Managing traffic evacuation with multiclass connected and autonomous vehicles

Connected and autonomous vehicles (CAVs) provide a novel perspective to address challenges of traditional evacuation modes, such as the need for trained human drivers, out-of-control, congestion, and limited road capacity. This paper focuses on managing a multiclass traffic evacuation task of private CAVs and mass-transit CAVs. Firstly, we propose a multiclass cell transmission model with moving bottlenecks to model the multiclass CAVs. In particular, we discretize the road network into a multi-size cell network to capture the speed difference between two types of CAVs. The mass-transit CAVs are treated as moving bottlenecks, which can linearly reduce the road capacity in a certain density range.
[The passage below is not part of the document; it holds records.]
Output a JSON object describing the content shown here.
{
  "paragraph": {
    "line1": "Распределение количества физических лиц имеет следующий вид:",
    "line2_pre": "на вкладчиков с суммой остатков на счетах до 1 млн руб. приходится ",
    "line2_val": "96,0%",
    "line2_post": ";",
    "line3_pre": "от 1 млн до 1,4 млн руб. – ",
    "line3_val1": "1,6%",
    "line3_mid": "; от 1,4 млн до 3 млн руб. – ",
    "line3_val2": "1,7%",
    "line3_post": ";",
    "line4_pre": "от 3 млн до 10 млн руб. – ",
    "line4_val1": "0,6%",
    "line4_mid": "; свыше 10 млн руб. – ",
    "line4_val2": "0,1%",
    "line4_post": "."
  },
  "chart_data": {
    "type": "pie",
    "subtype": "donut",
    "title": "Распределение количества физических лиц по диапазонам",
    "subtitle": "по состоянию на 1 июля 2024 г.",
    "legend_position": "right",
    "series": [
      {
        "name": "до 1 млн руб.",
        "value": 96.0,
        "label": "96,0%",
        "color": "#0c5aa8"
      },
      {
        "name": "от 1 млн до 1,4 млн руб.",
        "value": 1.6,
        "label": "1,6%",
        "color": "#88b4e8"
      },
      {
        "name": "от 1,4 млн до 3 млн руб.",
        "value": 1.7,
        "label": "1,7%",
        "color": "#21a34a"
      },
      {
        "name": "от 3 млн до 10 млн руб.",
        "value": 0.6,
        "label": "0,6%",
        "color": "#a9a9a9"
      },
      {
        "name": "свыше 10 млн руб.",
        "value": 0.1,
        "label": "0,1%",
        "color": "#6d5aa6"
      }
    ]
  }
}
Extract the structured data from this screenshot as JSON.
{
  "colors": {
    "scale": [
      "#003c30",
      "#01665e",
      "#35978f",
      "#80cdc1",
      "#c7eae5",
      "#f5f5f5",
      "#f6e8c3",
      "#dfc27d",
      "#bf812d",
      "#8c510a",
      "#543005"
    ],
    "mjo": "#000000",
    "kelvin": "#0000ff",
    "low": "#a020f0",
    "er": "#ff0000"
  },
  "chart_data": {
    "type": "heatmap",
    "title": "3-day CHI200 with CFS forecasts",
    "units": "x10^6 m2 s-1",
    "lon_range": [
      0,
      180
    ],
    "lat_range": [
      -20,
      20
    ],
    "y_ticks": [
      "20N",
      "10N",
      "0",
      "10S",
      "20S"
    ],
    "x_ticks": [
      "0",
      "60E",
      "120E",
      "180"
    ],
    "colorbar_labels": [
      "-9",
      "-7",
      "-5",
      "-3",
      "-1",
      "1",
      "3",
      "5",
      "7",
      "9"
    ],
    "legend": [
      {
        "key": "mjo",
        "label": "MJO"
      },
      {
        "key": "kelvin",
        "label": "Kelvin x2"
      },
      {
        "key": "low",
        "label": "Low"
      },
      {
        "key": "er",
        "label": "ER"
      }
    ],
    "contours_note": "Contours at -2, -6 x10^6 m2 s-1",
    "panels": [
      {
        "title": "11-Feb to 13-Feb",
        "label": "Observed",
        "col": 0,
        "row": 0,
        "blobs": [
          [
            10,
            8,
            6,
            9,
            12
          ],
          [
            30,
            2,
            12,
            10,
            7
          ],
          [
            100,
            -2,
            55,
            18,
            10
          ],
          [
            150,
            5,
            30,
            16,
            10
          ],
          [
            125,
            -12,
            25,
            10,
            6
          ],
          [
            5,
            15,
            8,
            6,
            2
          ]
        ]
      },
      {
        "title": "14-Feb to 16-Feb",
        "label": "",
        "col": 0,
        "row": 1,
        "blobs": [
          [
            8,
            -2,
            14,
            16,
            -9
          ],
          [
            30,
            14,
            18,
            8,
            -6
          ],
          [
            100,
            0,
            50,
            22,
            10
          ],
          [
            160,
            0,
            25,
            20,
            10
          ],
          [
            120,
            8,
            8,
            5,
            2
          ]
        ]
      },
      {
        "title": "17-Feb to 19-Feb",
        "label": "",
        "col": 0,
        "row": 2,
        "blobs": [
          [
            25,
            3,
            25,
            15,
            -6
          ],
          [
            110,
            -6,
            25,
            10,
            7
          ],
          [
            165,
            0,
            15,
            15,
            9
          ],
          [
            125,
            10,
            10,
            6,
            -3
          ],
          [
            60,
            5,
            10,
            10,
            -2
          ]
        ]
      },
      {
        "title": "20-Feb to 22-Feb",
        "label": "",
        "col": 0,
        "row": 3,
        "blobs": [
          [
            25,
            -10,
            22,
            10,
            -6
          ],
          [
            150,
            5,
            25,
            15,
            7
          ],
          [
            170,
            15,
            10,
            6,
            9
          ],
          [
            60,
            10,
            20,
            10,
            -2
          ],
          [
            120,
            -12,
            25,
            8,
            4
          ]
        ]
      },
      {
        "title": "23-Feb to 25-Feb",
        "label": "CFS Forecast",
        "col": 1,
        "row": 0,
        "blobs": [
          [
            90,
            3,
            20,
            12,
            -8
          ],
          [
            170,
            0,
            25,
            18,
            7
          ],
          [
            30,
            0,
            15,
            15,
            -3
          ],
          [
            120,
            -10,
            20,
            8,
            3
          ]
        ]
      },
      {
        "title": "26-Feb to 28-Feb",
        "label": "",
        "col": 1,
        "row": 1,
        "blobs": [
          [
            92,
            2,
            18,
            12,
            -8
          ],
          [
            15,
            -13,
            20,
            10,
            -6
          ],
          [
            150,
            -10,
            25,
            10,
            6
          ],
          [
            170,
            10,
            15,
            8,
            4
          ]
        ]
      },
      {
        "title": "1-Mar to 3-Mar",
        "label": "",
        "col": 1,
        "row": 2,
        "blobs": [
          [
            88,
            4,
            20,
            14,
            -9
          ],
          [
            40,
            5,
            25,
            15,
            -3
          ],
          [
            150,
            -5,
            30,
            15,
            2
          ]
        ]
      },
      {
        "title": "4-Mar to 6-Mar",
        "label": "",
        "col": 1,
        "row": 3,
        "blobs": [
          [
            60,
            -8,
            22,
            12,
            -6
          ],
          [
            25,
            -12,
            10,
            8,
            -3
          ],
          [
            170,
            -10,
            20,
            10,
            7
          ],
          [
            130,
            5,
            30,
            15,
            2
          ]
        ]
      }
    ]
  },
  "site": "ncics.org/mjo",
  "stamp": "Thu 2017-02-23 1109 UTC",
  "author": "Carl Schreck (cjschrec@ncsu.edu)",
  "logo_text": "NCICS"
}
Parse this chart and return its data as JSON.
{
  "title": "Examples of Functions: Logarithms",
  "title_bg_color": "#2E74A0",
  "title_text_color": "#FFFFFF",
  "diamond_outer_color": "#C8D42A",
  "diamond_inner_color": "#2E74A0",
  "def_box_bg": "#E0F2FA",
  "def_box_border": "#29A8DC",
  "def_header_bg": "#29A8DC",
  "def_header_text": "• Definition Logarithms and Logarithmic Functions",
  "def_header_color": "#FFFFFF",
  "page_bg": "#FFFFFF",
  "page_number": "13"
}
Secondly, we formulate a system optimum collaborative evacuation model to minimize the evacuation network clearance time or minimize the total travel time of evacuees. Constraints include multiclass fleet size, signal-free intersections, loading multiclass CAVs, and non-holding back. Finally, we conduct numerical experiments to test the collaborative evacuation model. On an evacuation corridor, the results show that our proposed model can capture multiclass traffic dynamics and traffic congestion. In the Sioux-Falls network, we evaluate the evacuation efficiency of multiclass CAVs using the fully mixed approach and the lane-based approach. The results indicate that the evacuation efficiency of using the fully mixed approach may be better than that of using the lane-based approach under certain evacuation demands. The cooperation of multiclass CAVs can transfer congestion and reduce evacuation time.